I thought of my own first impression. “And when you did . . .?”
Her eyes fluttered and she shivered. “I turned around and got in line.” She looked to Andy Devine as he shook the hand of the now-supplanted nurse practitioner as she left. “Oh man . . . you can’t get much better than that.”
When she went to him—when his jaw dropped at the sight of her, the same as mine had when I first caught sight of him—I knew he had met his match. In fact, he was so transfixed the insanity of it all took my breath away.
Because insanity was what it had to be.
I turned to Denny. “Did you see that?”
“Yeah,” he said, still shooting. “I believe we have a winner here.”
I tried to look away, but watching those two freakishly beautiful people was as compulsive as gawking at a car wreck. “This is so wrong. I just can’t understand how otherwise-sane women could prostitute themselves like this.”
“It’s as old as the hills, Jules. The classic impetus of love and money.”
“It can’t be that simple,” I said. The woman laughed heartily as Andy Devine’s animated hands moved about. “There has to be more to it. Especially with this one.”
“Well, she is a writer. Imagine her story now. If you want to be jealous over anything, there’s that.”
“Jealous? Of that walking Viagra ad?” I could feel the blood rising to my face. “I’m hardly a crone. How could you think I’d be jealous of
her
?”
He lowered the camera, glaring at me. “Calm down, princess, I’m not attacking your feminine pulchritude. I’m only referring to her inside scoop. Jesus.”
“I knew that.” But, of course, I hadn’t. Because this whole thing was beginning to feel a little too personal, and even more weird. I plopped to a chair, my head in my hands. “Maybe this wasn’t such a good idea. Not after this morning. Maybe it cuts a little too close to the bone.”
Denny squeezed my shoulder. “I don’t doubt it. But at least we’re almost done. Did you see that?”
“What,” I said wearily, not looking up.
“Andy Devine just signaled to the door guy. He’s not taking any more.”
“What?” I looked up to see the photojournalist making her exit, smiling and waving to me as she breezed past, an apparent triumph. I needed to wrap this up. The whole day had been a bad dream.
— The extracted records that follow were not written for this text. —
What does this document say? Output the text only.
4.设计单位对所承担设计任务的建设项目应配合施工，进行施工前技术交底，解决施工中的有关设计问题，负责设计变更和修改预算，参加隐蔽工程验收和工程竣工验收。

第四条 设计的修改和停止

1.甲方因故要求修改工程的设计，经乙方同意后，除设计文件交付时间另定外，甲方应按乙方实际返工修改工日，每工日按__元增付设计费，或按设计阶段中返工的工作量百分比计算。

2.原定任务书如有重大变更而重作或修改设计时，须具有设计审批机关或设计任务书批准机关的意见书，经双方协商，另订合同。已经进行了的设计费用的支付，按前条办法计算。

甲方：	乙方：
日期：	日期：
Then my BlackBerry vibrated against my hip. I pulled it from my pocket. My heart leaped—
Richard
.
He was texting an apology—he had to be! It had been the stress of the wedding. We had fought before, and—as in all normal relationships (the antithesis of which had been percolating in this very room)—we’d live to fight again. Were we any different than any couple anywhere?
Of course not
, I told myself, smug in my normalcy. Suddenly I felt better and I got up, mic at the ready. If the day had been a bad dream, I was awakened now. And more than ready to
carpe diem
.
Denny caught my arm, chin thrust toward my phone. “Don’t tell me that was Richard.”
“And what if it was?” I said, shoving it into my pocket. “Would it matter?”
His grip got tighter. “Things happen for a reason. Don’t do it.”
“Do what?” I said blithely.
“The man’s a shit, Jules. Consider the morning a lucky break and keep running.”
“I’ve never run away from anyone or anything, Denny,” I said, shrugging him off. “You know that.”
“I also know maybe this time, you should.”
I ignored him and fell back into the swing, whipping out my mirror to reapply my lipstick. Suddenly, I felt revived. I tucked back a few tendrils falling from my combs and turned to Andy Devine, just rising from the table.
“Let’s wrap this thing up,” I said, switching on the wattage as I went to him.
The man seemed taller three hours later, seemed broader in the shoulders and leaner in the waist, his eyes now nearly azure, his face more determined. Odder still, in the time it took to travel the twelve-or-so feet to get to him, I became curiously tenuous, as if I were teetering on some unknown brink—no thanks to Denny, I’m sure. Suddenly my heart began to race, an excitement boiling inside me. “Well, Mr. Devine, that last one sure seemed like a winner. Was she the one?”